Single by Benny Goodman and His Orchestra

from the album On the Avenue
- B-side: "He Ain't Got Rhythm"
- Released: January 20, 1937
- Genre: show tune
- Length: 2:24
- Label: Victor
- Songwriter: Irving Berlin

= This Year's Kisses =

"This Year's Kisses" is a popular song written in 1936 by Irving Berlin for the musical film On the Avenue (1937) and introduced by Alice Faye. Popular recordings in 1937 were by Benny Goodman, Hal Kemp, Shep Fields and by Teddy Wilson with Billie Holiday.

==Billie Holiday recording==
Billie Holiday recorded the song on January 25, 1937, accompanied by Teddy Wilson & His Orchestra (Brunswick 7824), an historic session that marked her first collaboration with tenor saxophonist Lester Young. Benny Goodman (clarinet) also performed on the recording, along with several members of the Count Basie Orchestra, including Buck Clayton on trumpet, Freddie Green on guitar, Walter Page on double bass, and Jo Jones on drums. Jazz critic Gary Giddins, writes that the song "inaugurated the uncanny bond between Billie and Lester Young, whose tenor saxophone--borrowed from Hammond's favorite orchestra, the Basie band--invariably complements, echoes, spurs, and inspires her in one of the most gratifying, unusual, and far too brief musical collaborations of the past century."

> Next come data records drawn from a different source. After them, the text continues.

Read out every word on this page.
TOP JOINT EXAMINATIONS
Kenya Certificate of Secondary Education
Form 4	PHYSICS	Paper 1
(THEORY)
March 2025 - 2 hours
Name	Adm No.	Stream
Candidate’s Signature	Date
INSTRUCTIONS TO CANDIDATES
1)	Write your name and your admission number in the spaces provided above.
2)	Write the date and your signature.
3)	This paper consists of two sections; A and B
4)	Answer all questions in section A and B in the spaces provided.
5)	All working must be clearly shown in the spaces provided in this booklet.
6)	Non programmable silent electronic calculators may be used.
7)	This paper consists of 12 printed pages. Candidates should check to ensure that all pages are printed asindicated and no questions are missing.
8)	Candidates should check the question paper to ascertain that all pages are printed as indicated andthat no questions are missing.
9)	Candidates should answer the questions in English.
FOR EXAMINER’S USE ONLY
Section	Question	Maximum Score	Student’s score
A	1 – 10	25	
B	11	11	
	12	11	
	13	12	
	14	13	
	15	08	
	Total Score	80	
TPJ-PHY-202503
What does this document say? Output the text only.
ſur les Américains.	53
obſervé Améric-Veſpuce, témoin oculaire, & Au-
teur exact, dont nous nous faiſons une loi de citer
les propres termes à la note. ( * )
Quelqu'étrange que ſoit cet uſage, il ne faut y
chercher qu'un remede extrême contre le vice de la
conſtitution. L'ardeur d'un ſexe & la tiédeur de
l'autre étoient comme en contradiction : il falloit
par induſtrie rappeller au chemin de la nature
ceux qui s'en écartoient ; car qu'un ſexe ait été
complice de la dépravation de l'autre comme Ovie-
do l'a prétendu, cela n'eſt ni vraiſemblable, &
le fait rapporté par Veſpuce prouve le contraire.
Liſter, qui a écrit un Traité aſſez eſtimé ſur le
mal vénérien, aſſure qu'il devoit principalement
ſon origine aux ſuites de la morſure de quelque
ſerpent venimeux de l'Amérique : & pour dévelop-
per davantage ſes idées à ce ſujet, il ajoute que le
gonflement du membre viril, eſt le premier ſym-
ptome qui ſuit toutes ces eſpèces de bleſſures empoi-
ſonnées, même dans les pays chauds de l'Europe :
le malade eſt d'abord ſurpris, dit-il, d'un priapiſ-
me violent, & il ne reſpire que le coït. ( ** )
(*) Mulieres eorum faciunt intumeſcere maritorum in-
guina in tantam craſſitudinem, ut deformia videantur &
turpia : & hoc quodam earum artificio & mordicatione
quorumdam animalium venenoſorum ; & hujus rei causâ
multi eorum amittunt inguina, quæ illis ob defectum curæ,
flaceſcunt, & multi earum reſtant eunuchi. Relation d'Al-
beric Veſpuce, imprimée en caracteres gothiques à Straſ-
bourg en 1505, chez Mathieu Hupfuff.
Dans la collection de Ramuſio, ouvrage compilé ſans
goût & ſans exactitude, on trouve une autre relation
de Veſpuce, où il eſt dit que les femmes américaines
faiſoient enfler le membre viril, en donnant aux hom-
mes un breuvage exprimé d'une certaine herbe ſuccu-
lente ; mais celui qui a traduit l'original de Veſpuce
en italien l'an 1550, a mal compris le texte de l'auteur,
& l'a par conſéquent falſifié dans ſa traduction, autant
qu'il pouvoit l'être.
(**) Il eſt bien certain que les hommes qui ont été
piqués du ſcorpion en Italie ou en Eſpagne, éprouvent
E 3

==Other recorded versions==
- Benny Goodman & His Orchestra (vocal by Margaret McCrae) recorded the song on December 30, 1936 (Victor 25505).
- Shep Fields and His Rippling Rhythm Orchestra recorded the song on December 28, 1936, for Bluebird Records (no. 6757).
- Hal Kemp & His Orchestra (1937)
- Hildegarde w/ Carroll Gibbons and His Boy Friends (1937)
- Lester Young recorded the song again on January 12, 1956, with several musicians from the original 1937 Holiday session, including Teddy Wilson, Freddie Green and Jo Jones, for the album The Jazz Giants '56 on Verve Records.